When it comes time to choose a loan,
many people can be overwhelmed from the different types of loans that are
available. It doesn’t help that there are plenty of lenders, banks, brokers and
other financial institutions to choose from. It always seems that whomever you
speak to may give differing views on lending information and practices. The
experience of finding the right loan can be somewhat confusing, overwhelming
and stressful. Let’s look at the types of loans that are available:
A Conventional
Loan is a salable loan that is not affiliated with a government agency.

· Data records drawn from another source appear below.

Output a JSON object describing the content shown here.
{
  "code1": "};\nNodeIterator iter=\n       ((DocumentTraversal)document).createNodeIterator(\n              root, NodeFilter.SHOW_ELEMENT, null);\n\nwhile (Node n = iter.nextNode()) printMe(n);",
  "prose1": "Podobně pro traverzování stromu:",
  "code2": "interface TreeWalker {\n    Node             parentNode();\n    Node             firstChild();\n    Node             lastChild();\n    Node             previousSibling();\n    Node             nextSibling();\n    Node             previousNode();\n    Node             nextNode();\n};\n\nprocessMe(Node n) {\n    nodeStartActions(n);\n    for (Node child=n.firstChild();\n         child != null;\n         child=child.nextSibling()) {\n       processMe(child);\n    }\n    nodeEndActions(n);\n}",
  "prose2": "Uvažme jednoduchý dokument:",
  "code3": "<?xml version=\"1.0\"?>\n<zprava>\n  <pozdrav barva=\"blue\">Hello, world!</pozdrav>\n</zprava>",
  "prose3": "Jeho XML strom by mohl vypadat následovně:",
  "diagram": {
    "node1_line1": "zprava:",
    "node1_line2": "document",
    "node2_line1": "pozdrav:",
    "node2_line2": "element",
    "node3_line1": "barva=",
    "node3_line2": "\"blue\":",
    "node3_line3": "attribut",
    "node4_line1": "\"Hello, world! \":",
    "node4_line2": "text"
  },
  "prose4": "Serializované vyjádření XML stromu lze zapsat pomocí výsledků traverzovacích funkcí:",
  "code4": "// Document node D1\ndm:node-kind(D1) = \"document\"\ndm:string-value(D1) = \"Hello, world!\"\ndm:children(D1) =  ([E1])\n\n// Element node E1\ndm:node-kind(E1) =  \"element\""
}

These loans are guaranteed by Fannie Mae or Freddie Mac and are underwritten by
their guidelines to ensure sound practices of issuing credit based on income,
assets and collateral. These guidelines are widely accepted by lenders,
financial institutions and banks which allows these entities to sell mortgage
loans to Fannie Mae or Freddie Mac directly. Guidelines may differ based on
credit score, loan amount, down payment, etc.
A FHA
Loan is a government-issued loan. This loan is backed and fully insured by
the US Department of Housing and Urban Development. One primary difference
between a Conventional Loan and a FHA loan is with an FHA loan, you can bring a
minimum of 3.5% down payment when making a home purchase. Another difference is
the source of the down payment can be gifted by family, friends or employer. There
are also some guideline differences but that would depend on your particular
credit and income profile.
This is a broad and general overview of
the two major types of loans that are available. Factors such as location of
the property, type, credit score and loan amount will determine eligibility of
the loan qualification. This should serve as a basic understanding on the key
differences of available loan products.